In an interview with CNN, Ms. Sidik said detainees arrived at the centers “fit, robust and bright-eyed.” But they quickly became sick and weak. She remembers regularly hearing screams from above her basement-level classroom. When she asked about them, a male policeman confirmed them to be the cries of tortured detainees.

Ms. Sidik also claims that inside one of the camps she worked at, a female police officer told her she was investigating reports of guards raping inmates. That same policewoman, according to Ms. Sidik, said her male colleagues would get drunk and “tell each other how they raped and tortured girls.”

China insists that no such abuse takes place in these so-called “vocational centres.” However, Ms. Sidik’s claims are very similar to those of survivors who have spoken out about their experiences.

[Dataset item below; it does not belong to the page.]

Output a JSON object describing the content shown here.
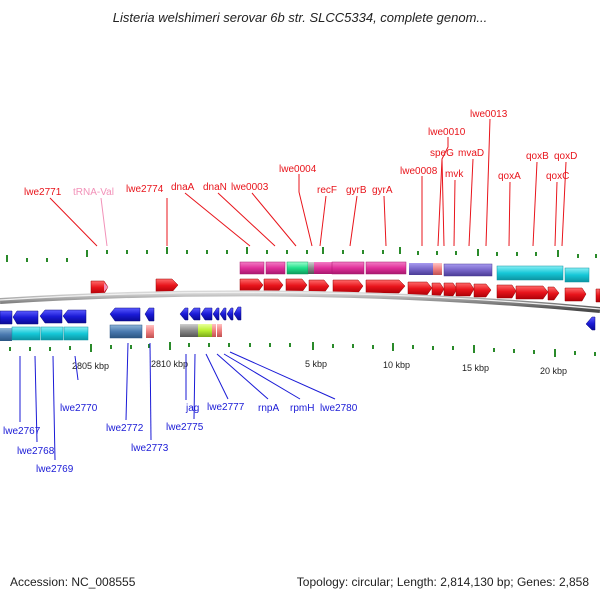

Tursunay Ziyawudun, speaking in the same CNN report, said she had not committed any crime when she was seized in March 2018 and placed in a center just outside the city of Ghulja, Xinjiang. She remained there for nine months.

Providing details of “multiple gang rapes” that took place, she said, “I heard a girl crying and screaming in another room. I saw about five or six men going into the room and I thought they were torturing her. But then I was gang raped. After that I realized what they also did to her.”

Ms. Ziyawudun spoke to the broadcaster from inside the US, after she was rushed there for medical treatment in 2020. She returned to Kazahkstan in September 2019 under strict orders, by the Chinese authorities, not to talk about her time at the camp, she said.

Doctors removed her uterus, with medical records seen by CNN showing she was diagnosed with a pelvic abscess and vaginal bleeding, as well as tuberculosis. Ms. Ziyawudun said she blamed her treatment in the camp for her surgeries.

The Chinese government has continuously rejected allegations of genocide against Uighurs. In a statement to CNN it said “there is no so-called ‘systematic sexual assault and abuse against women’ in Xinjiang”.